The Smith Commission, the group charged with the task of thrashing out a proposal on greater powers for Scotland, will have its first full meeting on 22 October in a bid to seal a deal by the end of next month.

The group, led by chairman Lord Smith of Kelvin, will meet representatives of Scotland's main political parties at the Green Investment Bank in Edinburgh to make sure a proposal on how the country would be granted greater devolution.

The five parties represented in the Scottish Parliament will have two representatives each on the Commission.

"Having spoken to all of the parties individually, I believe the will is there to reach agreement," said Lord Smith ahead of talks.

"Today's talks give them the chance to sit down around the table together, find common ground and begin the process of delivering what the people of Scotland expect - a substantial and cohesive package of new powers which will strengthen the Scottish Parliament within the UK."

The mainstream political parties -Conservatives, Liberal Democrats and Labour - pledged to grant Scots more power over taxation and spending if they voted against independence in the referendum.

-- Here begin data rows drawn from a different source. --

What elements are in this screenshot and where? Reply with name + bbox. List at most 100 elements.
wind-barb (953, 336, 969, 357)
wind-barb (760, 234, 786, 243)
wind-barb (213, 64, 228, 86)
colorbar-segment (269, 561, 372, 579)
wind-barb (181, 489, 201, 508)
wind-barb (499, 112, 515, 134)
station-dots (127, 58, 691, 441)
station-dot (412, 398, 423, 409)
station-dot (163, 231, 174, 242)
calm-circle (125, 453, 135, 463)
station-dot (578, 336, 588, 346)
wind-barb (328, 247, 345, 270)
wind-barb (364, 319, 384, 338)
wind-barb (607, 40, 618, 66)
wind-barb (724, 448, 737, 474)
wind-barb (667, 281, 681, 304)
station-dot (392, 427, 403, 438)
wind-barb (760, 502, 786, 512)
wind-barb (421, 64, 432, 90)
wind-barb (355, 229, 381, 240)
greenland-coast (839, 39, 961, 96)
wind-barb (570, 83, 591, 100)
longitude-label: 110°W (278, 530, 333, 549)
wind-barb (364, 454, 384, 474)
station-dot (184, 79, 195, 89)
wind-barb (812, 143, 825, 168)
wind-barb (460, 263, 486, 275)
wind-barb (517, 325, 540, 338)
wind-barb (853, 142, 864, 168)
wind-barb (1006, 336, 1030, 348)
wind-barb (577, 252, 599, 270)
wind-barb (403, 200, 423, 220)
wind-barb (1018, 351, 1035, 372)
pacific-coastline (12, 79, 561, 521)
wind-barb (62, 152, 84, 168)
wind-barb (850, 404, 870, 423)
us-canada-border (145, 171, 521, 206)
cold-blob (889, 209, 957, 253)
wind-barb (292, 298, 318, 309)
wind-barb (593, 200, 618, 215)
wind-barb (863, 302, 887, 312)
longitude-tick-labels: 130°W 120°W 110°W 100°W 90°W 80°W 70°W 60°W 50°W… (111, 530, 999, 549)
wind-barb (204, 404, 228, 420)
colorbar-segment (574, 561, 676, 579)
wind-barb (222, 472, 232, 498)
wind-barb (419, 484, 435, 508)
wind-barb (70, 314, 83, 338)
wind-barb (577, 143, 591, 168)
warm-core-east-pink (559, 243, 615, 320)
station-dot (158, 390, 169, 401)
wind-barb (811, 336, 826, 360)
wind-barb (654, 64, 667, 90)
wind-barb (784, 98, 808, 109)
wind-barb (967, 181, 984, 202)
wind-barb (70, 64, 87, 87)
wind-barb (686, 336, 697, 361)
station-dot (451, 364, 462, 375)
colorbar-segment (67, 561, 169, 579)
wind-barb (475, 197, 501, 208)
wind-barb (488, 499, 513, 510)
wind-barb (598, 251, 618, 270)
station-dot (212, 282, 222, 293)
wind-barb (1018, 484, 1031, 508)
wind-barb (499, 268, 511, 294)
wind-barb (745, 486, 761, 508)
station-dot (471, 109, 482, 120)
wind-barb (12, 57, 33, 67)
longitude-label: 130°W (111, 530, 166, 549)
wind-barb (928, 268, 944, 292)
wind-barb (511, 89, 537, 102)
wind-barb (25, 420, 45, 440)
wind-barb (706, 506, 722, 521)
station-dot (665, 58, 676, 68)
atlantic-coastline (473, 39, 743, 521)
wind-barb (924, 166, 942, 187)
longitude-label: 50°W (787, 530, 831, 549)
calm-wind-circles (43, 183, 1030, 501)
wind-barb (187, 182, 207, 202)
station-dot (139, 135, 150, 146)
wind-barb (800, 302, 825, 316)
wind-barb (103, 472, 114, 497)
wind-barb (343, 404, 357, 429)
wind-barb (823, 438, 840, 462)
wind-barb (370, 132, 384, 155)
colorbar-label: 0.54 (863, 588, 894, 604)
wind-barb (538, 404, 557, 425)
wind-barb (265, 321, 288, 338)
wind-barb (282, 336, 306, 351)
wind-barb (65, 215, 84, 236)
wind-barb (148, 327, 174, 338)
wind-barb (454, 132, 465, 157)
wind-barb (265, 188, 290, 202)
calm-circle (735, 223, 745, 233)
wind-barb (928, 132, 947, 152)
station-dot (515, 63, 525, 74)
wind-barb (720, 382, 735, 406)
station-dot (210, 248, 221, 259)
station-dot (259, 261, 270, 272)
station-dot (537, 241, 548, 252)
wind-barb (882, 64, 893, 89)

On 18 September, over 80% of Scots turned out to vote and, in the end, 55% decided Scotland should stay part of the 307-year union with England.

However, concerns have mounted that Whitehall would fail to deliver on devolution promises as many politicians have raised the question over how the changes would affect the rest of the UK, whether Scottish MPs should be allowed to vote on English laws, and whether Prime Minister David Cameron's Conservative party will block any proposals.

"It was an unconditional vow that became conditional as the hangover set in," said Scottish National Party MP Angus MacNeil.

Meanwhile, 120,000 people signed a petition urging Westminster to keep promises on devolution.

Scottish Secretary Alistair Carmichael said earlier this month: "There will be no delay while the rest of the UK catches up with Scotland."